La intensidad de su mirada me dejó inmóvil. Tragué saliva y asentí despacio, apoyándome en la barandilla del puente mientras ella levantaba la cámara otra vez. El clic del obturador resonó en el aire como un latido, uno tras otro, marcando el ritmo de ese instante. Yo no sabía cómo me veía a través de su lente, pero sí sabía cómo me hacía sentir: como si existiera solo para ese momento, como si fuera parte de algo más grande y más profundo que una simple fotografía.

—Listo —dijo después de un rato, bajando la cámara y regalándome una sonrisa satisfecha—. Creo que estas son mis favoritas hasta ahora.

—¿En serio? —pregunté, con un nudo en la garganta.

—Sí. Porque ahí no estabas intentando ser alguien más, estabas siendo tú. Y eso es lo más bonito.

Sentí que mis mejillas se encendían y tuve que apartar la mirada, fingiendo observar el río para no delatar la intensidad de mis emociones. Las palabras de Aline me habían atravesado como una flecha dulce y dolorosa al mismo tiempo. Nunca nadie me había visto de esa manera, como si yo fuera suficiente sin necesidad de pretender nada.

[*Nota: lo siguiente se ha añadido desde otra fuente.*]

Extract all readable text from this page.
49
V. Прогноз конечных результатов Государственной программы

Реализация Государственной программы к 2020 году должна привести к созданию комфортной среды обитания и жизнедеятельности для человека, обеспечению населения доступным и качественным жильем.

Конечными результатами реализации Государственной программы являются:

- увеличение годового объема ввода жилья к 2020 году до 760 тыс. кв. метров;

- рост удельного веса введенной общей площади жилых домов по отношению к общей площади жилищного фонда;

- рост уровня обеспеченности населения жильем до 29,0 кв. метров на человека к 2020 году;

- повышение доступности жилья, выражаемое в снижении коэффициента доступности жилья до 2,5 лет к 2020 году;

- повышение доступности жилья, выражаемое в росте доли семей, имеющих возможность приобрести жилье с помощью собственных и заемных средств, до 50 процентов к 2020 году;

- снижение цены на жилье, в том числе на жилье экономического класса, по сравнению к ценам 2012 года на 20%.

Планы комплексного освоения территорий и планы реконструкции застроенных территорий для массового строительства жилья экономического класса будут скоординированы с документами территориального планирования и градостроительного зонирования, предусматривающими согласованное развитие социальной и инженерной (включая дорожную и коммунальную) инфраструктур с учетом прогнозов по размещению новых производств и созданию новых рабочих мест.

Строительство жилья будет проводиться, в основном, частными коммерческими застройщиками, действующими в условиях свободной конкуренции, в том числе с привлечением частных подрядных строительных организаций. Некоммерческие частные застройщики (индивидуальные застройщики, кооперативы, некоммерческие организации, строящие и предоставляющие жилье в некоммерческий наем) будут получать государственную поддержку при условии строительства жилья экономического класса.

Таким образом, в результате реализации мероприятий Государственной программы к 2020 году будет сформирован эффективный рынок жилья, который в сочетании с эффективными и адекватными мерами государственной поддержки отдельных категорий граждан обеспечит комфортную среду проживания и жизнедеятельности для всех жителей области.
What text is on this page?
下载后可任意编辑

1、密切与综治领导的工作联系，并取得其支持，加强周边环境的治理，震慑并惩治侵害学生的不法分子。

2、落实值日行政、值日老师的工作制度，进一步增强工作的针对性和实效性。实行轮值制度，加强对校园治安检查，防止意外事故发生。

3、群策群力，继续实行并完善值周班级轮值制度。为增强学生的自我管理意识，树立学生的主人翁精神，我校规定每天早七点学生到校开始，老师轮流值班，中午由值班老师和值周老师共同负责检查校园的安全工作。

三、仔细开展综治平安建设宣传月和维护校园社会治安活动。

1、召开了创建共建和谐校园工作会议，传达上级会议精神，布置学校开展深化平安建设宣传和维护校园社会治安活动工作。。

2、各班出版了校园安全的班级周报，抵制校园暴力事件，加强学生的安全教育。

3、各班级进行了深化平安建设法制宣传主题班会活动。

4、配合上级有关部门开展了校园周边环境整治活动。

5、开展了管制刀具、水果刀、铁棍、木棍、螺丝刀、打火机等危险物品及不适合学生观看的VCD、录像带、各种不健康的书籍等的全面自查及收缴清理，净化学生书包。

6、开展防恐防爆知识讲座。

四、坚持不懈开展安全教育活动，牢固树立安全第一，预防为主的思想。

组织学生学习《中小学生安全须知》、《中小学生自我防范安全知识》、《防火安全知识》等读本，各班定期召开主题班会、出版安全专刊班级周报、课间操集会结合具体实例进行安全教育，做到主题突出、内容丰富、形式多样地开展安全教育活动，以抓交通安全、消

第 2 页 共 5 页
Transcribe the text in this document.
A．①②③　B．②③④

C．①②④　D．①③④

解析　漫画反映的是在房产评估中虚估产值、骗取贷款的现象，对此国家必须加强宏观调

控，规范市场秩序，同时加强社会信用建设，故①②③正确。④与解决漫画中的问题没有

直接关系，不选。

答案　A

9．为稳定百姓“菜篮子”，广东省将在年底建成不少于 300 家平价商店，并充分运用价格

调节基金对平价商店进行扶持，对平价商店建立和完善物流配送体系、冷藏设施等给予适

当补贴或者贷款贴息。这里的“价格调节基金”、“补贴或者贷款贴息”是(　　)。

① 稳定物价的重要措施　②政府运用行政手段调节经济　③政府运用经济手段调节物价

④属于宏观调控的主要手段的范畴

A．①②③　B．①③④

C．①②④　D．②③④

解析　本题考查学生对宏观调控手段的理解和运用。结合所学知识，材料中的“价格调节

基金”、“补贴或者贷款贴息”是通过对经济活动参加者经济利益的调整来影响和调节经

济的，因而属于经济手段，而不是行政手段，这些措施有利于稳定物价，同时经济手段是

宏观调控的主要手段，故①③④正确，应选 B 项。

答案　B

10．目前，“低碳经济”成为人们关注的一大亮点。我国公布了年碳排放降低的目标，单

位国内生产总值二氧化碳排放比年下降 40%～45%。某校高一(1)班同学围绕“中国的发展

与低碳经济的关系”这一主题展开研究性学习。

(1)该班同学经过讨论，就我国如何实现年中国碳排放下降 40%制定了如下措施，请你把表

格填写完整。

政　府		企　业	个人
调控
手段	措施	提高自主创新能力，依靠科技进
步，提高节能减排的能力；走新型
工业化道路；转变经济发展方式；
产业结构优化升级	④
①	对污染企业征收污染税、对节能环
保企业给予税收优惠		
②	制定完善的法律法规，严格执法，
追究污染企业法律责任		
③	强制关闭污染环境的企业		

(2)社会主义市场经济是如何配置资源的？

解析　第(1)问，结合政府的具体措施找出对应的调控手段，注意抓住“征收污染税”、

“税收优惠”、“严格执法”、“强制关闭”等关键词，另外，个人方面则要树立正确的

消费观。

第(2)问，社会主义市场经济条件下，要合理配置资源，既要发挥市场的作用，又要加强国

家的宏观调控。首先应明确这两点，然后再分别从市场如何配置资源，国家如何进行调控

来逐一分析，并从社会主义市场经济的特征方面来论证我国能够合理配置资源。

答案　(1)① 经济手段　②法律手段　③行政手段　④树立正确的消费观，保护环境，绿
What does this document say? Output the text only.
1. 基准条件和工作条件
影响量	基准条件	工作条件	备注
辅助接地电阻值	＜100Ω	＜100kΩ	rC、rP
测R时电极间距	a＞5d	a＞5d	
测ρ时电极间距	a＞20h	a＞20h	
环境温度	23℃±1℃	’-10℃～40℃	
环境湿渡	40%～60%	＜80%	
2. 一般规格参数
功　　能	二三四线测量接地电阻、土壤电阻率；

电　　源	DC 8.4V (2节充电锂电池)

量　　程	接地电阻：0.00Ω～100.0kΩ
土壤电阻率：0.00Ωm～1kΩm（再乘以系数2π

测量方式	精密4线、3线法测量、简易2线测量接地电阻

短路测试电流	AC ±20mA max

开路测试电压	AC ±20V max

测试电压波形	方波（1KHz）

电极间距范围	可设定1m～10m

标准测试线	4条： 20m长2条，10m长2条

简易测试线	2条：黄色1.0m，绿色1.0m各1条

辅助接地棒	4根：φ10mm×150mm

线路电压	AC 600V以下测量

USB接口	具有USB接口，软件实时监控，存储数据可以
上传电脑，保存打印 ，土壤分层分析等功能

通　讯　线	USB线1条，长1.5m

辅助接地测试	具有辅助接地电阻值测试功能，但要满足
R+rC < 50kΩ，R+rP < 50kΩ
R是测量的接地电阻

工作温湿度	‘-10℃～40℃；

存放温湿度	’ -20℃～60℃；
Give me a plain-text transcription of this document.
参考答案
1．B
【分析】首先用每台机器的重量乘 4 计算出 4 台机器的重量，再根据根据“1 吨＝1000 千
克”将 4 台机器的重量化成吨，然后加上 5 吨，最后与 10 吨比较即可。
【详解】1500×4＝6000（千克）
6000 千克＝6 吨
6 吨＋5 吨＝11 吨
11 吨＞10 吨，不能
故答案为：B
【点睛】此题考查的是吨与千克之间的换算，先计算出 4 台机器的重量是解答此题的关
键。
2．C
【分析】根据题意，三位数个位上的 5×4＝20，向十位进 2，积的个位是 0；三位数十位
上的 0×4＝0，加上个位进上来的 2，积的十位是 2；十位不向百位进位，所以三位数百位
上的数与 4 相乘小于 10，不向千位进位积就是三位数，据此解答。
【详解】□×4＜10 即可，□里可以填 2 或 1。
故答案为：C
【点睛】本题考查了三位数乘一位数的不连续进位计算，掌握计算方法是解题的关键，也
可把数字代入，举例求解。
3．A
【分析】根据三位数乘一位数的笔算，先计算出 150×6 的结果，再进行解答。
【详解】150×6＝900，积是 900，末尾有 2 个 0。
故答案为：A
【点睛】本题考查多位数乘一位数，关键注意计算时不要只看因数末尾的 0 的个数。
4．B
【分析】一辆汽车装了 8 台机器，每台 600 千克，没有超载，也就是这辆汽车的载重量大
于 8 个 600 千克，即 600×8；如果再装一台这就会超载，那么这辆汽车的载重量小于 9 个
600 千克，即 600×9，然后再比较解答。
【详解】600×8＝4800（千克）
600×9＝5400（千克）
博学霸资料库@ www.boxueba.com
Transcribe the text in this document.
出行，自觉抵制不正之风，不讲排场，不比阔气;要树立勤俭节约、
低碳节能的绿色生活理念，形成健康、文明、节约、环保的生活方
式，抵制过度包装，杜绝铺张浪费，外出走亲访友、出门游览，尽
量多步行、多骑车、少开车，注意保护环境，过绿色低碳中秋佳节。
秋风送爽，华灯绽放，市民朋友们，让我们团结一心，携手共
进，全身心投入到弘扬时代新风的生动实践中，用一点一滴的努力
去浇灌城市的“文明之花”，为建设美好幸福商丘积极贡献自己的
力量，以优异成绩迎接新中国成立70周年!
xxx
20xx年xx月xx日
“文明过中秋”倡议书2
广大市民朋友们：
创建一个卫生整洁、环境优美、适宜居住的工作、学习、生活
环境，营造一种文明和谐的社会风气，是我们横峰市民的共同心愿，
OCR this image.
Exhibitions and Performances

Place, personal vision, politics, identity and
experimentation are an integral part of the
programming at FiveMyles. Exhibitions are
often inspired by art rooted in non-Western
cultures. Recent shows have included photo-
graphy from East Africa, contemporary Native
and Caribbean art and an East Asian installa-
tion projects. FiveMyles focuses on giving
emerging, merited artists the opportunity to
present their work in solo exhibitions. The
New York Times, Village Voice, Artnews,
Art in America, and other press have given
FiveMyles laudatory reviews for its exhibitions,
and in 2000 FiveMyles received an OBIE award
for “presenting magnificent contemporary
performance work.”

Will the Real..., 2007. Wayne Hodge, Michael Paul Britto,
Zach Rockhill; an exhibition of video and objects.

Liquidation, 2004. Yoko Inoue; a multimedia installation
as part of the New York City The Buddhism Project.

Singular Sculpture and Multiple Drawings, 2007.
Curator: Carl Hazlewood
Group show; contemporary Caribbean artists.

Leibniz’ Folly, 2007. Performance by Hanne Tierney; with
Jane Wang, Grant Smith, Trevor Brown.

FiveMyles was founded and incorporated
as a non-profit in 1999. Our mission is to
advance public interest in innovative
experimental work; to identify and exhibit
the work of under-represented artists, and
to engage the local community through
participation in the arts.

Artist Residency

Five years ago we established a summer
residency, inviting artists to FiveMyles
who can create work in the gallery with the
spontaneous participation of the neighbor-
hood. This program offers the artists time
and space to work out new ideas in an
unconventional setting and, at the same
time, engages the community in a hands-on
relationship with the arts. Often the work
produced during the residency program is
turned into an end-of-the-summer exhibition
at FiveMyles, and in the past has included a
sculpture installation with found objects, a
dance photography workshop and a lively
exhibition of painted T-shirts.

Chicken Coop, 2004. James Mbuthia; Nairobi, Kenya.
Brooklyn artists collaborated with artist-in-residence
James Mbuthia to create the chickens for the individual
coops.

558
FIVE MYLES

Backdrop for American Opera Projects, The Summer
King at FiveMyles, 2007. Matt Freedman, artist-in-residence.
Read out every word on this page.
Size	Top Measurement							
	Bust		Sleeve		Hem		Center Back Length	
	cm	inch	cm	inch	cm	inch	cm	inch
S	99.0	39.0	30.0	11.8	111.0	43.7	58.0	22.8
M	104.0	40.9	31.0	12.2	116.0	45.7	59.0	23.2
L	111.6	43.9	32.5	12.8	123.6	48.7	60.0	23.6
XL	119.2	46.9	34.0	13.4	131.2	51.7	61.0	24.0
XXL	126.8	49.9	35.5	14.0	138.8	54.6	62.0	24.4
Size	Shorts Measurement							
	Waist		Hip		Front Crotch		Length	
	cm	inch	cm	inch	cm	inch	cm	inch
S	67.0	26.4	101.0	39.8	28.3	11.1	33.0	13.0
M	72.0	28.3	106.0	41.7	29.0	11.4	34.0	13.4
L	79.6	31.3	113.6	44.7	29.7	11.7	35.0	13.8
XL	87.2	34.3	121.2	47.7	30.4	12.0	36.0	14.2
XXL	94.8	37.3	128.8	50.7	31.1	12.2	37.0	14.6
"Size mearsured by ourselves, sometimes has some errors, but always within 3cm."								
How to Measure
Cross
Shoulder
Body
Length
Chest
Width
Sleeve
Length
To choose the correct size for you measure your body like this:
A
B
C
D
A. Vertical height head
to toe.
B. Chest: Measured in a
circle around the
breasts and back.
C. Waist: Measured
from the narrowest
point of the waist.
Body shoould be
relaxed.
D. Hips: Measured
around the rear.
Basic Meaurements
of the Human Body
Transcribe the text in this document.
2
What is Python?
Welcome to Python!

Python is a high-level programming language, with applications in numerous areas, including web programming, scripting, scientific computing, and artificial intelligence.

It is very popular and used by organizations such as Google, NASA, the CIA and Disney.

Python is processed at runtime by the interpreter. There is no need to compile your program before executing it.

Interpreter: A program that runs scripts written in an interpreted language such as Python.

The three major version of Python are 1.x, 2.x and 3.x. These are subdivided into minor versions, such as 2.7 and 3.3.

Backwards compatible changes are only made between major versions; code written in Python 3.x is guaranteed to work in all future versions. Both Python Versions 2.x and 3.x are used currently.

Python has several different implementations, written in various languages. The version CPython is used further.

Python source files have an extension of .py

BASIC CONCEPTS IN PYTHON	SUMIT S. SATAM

Nos quedamos en silencio unos minutos más, observando cómo el sol terminaba de hundirse en el horizonte. Las farolas comenzaron a encenderse poco a poco, derramando una luz cálida que se mezclaba con los últimos resplandores del día. París se transformaba frente a nuestros ojos, de ciudad diurna bulliciosa a escenario nocturno cargado de magia.

—¿Quieres quedarte un rato más aquí o prefieres seguir caminando? —preguntó Aline, rompiendo la quietud con esa naturalidad que parecía tener para todo.

—Me gustaría quedarme un poco más —respondí sin pensarlo demasiado—. Es… tranquilo aquí.

Ella asintió y se apoyó también en la barandilla, a mi lado. Nuestras manos quedaron lo suficientemente cerca como para que los dedos se rozaran accidentalmente. Ese roce breve, casi imperceptible, bastó para que un cosquilleo me recorriera de la punta de los dedos hasta el pecho.

No dije nada, y ella tampoco. Pero en ese silencio había un lenguaje secreto, un entendimiento que no necesitaba palabras. El puente, el agua, el cielo y las luces de la ciudad parecían cómplices de algo que estaba naciendo entre nosotras, algo frágil pero inquebrantable al mismo tiempo.

El silencio del puente se fue llenando poco a poco con murmullos lejanos de la ciudad que despertaba de otra manera. A lo lejos se escuchaban músicos callejeros afinando guitarras, el tintinear de copas en terrazas, y el paso apresurado de algunos parisinos que parecían no tener tiempo para contemplar nada. Sin embargo, para nosotras, el mundo parecía haberse detenido.